Public Law 34-79, enacted in February 2018, required the board to establish and maintain a searchable website containing a profile page for each current and former licensee. The page should list the licensee’s current status, whether they are in good standing, enforcement actions they are subjected to, any accusations filed against them with the attorney general, and historical information, to include convictions and civil judgments. 

The Guam Daily Post was not able to get a response from Berg but was able to confirm with HPLO administrator Zennia Pecina that the medical examiners board is working with the website vendor on information for the database.

Guam out of compliance with national databank

Barnes also drew attention to Guam's compliance rate with the National Practitioner Data Bank in her September letter to Berg. 

Guam is 71% noncompliant with NPDB adverse action comparison reviews.

The Health Resources and Services Administration's Practitioner Data Bank division reviews reports submitted to the NPDB. 

"We gather data regarding disciplinary actions taken by state licensing and certification agencies (State licensing boards).
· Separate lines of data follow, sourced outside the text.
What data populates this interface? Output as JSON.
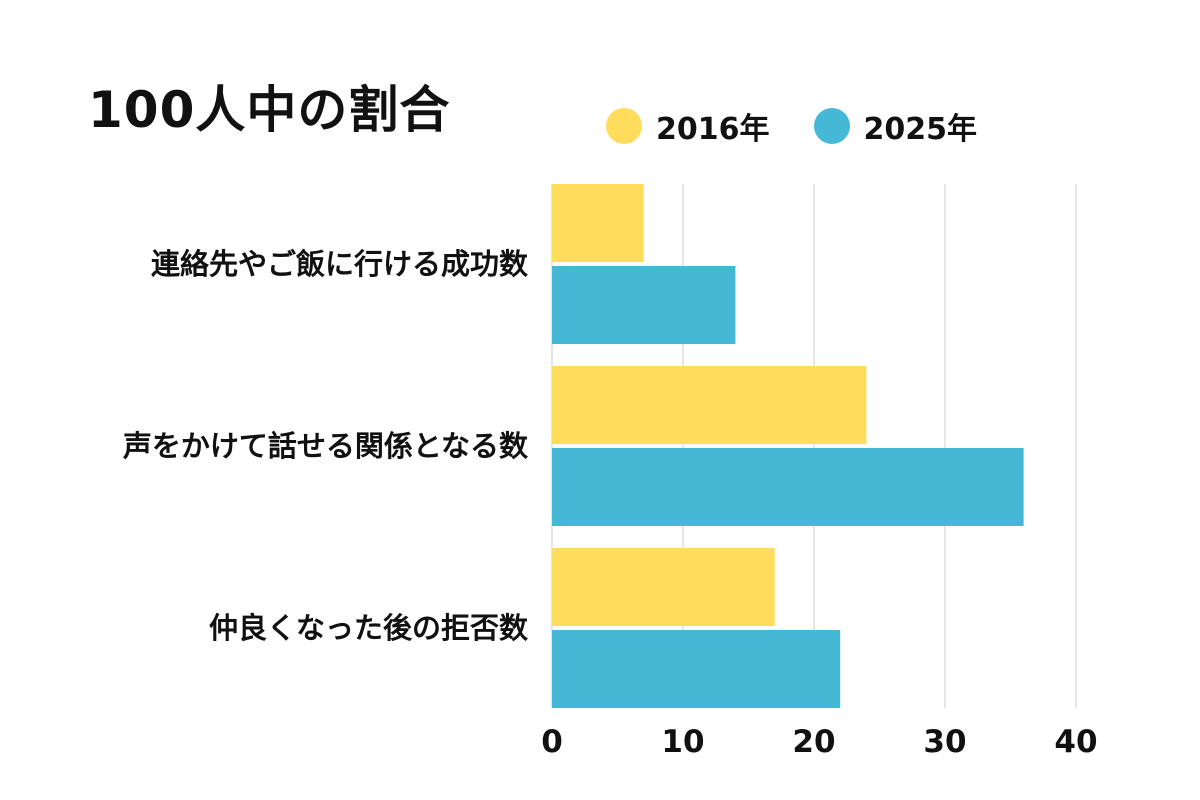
{
  "chart_data": {
    "type": "bar",
    "orientation": "horizontal",
    "title": "100人中の割合",
    "categories": [
      "連絡先やご飯に行ける成功数",
      "声をかけて話せる関係となる数",
      "仲良くなった後の拒否数"
    ],
    "series": [
      {
        "name": "2016年",
        "color": "#FFDC5C",
        "values": [
          7,
          24,
          17
        ]
      },
      {
        "name": "2025年",
        "color": "#45B8D6",
        "values": [
          14,
          36,
          22
        ]
      }
    ],
    "xticks": [
      "0",
      "10",
      "20",
      "30",
      "40"
    ],
    "xlim": [
      0,
      40
    ],
    "grid": true,
    "legend_position": "top-right",
    "grid_color": "#DDDDDD"
  }
}
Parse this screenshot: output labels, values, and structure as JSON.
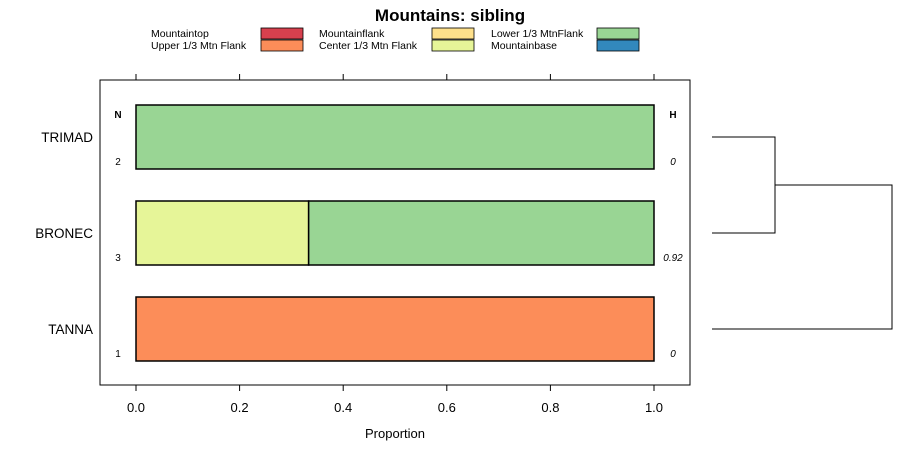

This data is compiled and compared with the actions submitted by the boards to the NPDB," its website stated

Medical physicians are among the professions not in compliance with NPDB reporting standards. 

To be noncompliant, the state licensing board must not have responded to HRSA's request to reconcile missing report actions, not responded to request for data or refused to register with the NPDB "and submit reportable actions taken by the board to the NPDB."

However, Guam is 100% attested, meaning the state licensing boards certified Guam has submitted all required actions to the NPDB and will continue to report required actions 30 days after action is taken.